Baat was right, at least a little. If Zed was going to be stuck here, he was going to put this newly rewired brain of his to good use. With everything that had happened, he hadn’t revisited the hacked Bubble in Time sim. Even if he’d been wrong about Andy killing Alina, there was still something going on, and he was certain it all revolved around the caveman copy of Naug and its citizens.
“Douglas, open the Bubble in Time sim,” Zed said as he made himself as comfortable as he could on his bed.
The little spaceman appeared, winked, and disappeared as the caveman version of Zed came into view, reclining on a stone outcropping. Zed couldn’t help but wave at himself, then stopped. If whoever else had access to this happened to be watching, he didn’t want to raise suspicion.
He needed to be more careful. If this was as serious as he suspected and not just some random glitch or leftover testing environment, then he had to assume the worst. Right now, he still wasn’t sure what that might even be.
“If I were an evil mastermind, what would I do with a caveman clone of Naug?” Zed wondered aloud.

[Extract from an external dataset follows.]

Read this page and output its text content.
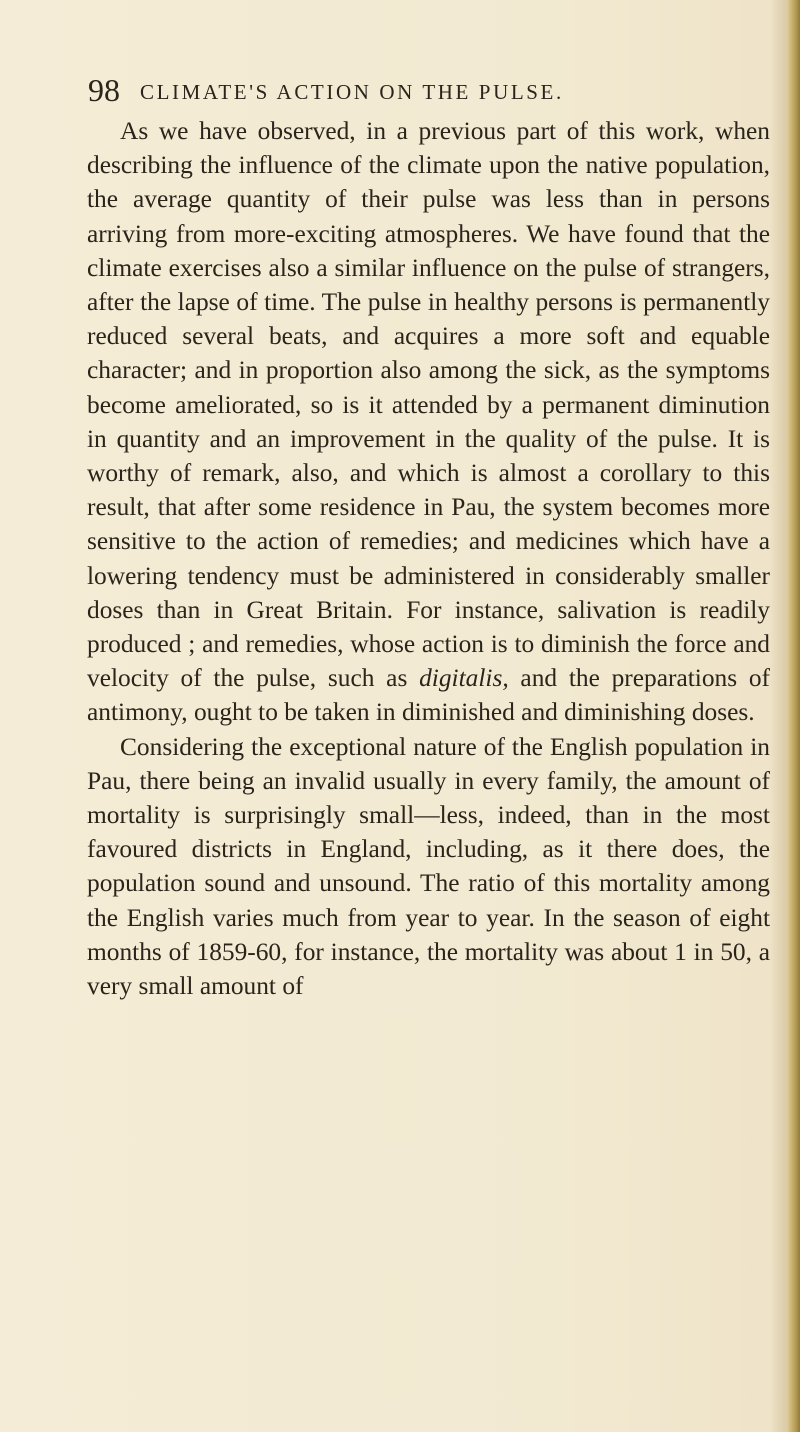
98 CLIMATE'S ACTION ON THE PULSE.

As we have observed, in a previous part of this work, when describing the influence of the climate upon the native population, the average quantity of their pulse was less than in persons arriving from more-exciting atmospheres. We have found that the climate exercises also a similar influence on the pulse of strangers, after the lapse of time. The pulse in healthy persons is permanently reduced several beats, and acquires a more soft and equable character; and in proportion also among the sick, as the symptoms become ameliorated, so is it attended by a permanent diminution in quantity and an improvement in the quality of the pulse. It is worthy of remark, also, and which is almost a corollary to this result, that after some residence in Pau, the system becomes more sensitive to the action of remedies; and medicines which have a lowering tendency must be administered in considerably smaller doses than in Great Britain. For instance, salivation is readily produced ; and remedies, whose action is to diminish the force and velocity of the pulse, such as digitalis, and the preparations of antimony, ought to be taken in diminished and diminishing doses.

Considering the exceptional nature of the English population in Pau, there being an invalid usually in every family, the amount of mortality is surprisingly small—less, indeed, than in the most favoured districts in England, including, as it there does, the population sound and unsound. The ratio of this mortality among the English varies much from year to year. In the season of eight months of 1859-60, for instance, the mortality was about 1 in 50, a very small amount of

The now-familiar sensation in his brain started to build as something began to click into place.
I’ve got to come up with a name for this, Zed thought. He couldn't keep calling it “that feeling in my brain.”
He let his mind wander for a moment, trying to think of something that wouldn’t sound stupid if he had to say it out loud to another person. A memory of his trip from Earth to Mars floated to the surface.
At one point during the long voyage, he’d asked Baat to teach him some Mongolian words. He’d forgotten most of them, but a few had stuck.
“Unen,” Zed said to the empty room.
He didn’t hate it. And the meaning fit. Baat said it meant “truth.” That definitely fit with what the new bits of his brain seemed to do. Whether he liked the answer or not, they seemed compelled to assemble pieces of information until they arrived at the truth.
“Unen it is then. Well, that’s one thing accomplished. Now for the hard part.”
Zed turned his attention back to the sim.
One of the things he’d noticed about Unen was that it felt like it was only partially under his control. It wasn’t so much something he could turn on at will as it was a thing that activated when a critical mass of sorts was met. He didn’t always know when that moment would be, but when he gathered enough information, or perhaps the right pieces of information, the solution would come together all at once from places that wouldn’t have made sense to him a few seconds earlier.
Sometimes it felt more like fishing than thinking.